Two common ways to estimate the center of a set of data are the sample mean and the sample median. The sample mean is sometimes more efficient, but the sample median is always more robust. (I’m going to cut to the chase first, then go back and define basic terms like “median” and “robust” below.)
When the data come from distributions with thick tails, the sample median is more efficient. When the data come from distributions with a thin tail, like the normal, the sample mean is more efficient. The Student-t distribution illustrates both since it goes from having thick tails to having thinner tails as the degrees of freedom, denoted ν, increase.
When ν = 1, the Student-t is a Cauchy distribution and the sample mean wanders around without converging to anything, though the sample median behaves well. As ν increases, the Student-t becomes more like the normal and the relative efficiency of the sample median decreases.
Here is a plot of the asymptotic relative efficiency (ARE) of the median compared to the mean for samples from a Student-t distribution as a function of the degrees of freedom ν. The vertical axis is ARE and the horizontal axis is ν.

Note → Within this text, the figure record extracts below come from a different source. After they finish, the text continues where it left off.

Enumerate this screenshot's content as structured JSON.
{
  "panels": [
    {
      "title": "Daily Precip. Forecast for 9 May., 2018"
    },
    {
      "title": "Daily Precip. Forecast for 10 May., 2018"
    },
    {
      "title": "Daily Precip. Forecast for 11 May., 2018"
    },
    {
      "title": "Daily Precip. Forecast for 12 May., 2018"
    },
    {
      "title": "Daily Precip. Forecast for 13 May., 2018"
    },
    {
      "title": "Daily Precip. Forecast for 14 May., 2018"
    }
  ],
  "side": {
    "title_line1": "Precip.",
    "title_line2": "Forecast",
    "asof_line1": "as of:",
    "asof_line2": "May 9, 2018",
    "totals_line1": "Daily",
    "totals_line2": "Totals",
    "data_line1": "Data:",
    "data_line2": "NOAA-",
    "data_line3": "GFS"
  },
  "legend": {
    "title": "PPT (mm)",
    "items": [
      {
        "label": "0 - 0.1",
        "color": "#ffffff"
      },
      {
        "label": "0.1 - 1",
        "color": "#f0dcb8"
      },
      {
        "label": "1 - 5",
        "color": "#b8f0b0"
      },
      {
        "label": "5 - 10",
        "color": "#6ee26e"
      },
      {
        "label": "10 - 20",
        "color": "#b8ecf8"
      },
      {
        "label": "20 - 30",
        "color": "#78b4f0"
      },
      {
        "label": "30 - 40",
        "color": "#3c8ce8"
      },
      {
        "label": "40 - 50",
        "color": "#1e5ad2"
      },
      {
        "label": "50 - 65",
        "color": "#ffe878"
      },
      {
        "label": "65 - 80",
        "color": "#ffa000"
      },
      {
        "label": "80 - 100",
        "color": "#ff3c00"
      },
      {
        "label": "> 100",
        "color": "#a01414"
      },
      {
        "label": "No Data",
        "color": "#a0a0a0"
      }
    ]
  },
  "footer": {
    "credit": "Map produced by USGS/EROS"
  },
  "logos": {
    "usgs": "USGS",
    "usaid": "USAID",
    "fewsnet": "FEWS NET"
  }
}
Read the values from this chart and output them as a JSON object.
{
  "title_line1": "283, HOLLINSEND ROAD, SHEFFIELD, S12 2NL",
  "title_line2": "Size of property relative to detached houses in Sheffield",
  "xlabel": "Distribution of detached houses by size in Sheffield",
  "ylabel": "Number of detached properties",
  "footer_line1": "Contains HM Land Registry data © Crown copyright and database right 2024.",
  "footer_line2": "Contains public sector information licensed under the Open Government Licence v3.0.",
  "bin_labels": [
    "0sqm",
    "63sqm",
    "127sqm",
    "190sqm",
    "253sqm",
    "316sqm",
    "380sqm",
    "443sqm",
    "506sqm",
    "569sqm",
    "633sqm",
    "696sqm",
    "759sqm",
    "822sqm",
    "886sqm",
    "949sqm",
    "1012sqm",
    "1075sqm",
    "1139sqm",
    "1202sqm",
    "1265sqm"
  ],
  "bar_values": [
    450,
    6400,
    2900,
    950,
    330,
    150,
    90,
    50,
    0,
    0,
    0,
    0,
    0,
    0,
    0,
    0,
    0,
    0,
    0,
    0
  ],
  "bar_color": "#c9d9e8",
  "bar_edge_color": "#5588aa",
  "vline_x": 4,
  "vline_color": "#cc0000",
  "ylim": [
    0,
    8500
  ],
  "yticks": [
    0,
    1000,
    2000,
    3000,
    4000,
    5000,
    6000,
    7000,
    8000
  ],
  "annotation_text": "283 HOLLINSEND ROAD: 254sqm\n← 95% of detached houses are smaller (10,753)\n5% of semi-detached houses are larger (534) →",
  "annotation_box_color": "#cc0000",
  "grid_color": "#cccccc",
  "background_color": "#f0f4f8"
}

The curve crosses the top horizontal line at 4.67879. For values of ν less than that cutoff, the median is more efficient. For larger values of ν, the mean is more efficient. As ν gets larger, the relative efficiency of the median approaches the corresponding relative efficiency for the normal, 2/π = 0.63662, indicated by the bottom horizontal line.
The sample mean is just the average of the sample values. The median is the middle value when the data are sorted.
Since data have random noise, statistics based on the data are also random. Statistics are generally less random than the data they’re computed from, but they’re still random. If you were to compute the mean, for example, many times, you’d get a different result each time. The estimates bounce around. But there are multiple ways of estimating the same thing, and some ways give estimates bounce around less than others. These are said to be more efficient. If your data come from a normal example, the sample median bounces around about 25% more than the sample mean. (The variance of the estimates is about 57% greater, so the standard deviations are about 25% greater.)
But what if you’re wrong? What if you think the data are coming from a normal distribution but they’re not. Maybe they’re coming from another distribution, say a Student-t. Or maybe they’re coming from a mixture of normals. Say 99% of the time the samples come from a normal distribution with one mean, but 1% of the time they come from a normal distribution with another mean. Now what happens? That is the question robustness is concerned with.
Say you have 100 data points, and one of them is replaced with ∞. What happens to the average? It becomes infinite. What happens to the median? Either not much or nothing at all depending on which data point was changed. The sample median is more robust than the mean because it is more resilient to this kind of change.
Asymptotic relative efficiency (ARE) is a way of measuring how much statistics bounce around as the amount of data increases. If I take n data points and look at √n times the difference between my estimator and the thing I’m estimating, often that becomes approximately normally distributed as n increases. If I do that for two different estimators, I can take the ratio of the variances of the normal distributions that this process produces for each. That’s the asymptotic relative efficiency.
Often efficiency and robustness are in tension and you have to decide how much efficiency you’re willing to trade off for how much robustness. ARE gives you a way of measuring the loss in efficiency if you’re right about the distribution of the data but choose a more robust, more cautious estimator. Of course if you’re significantly wrong about the distribution of the data (and often you are!) then you’re better off with the more robust estimator.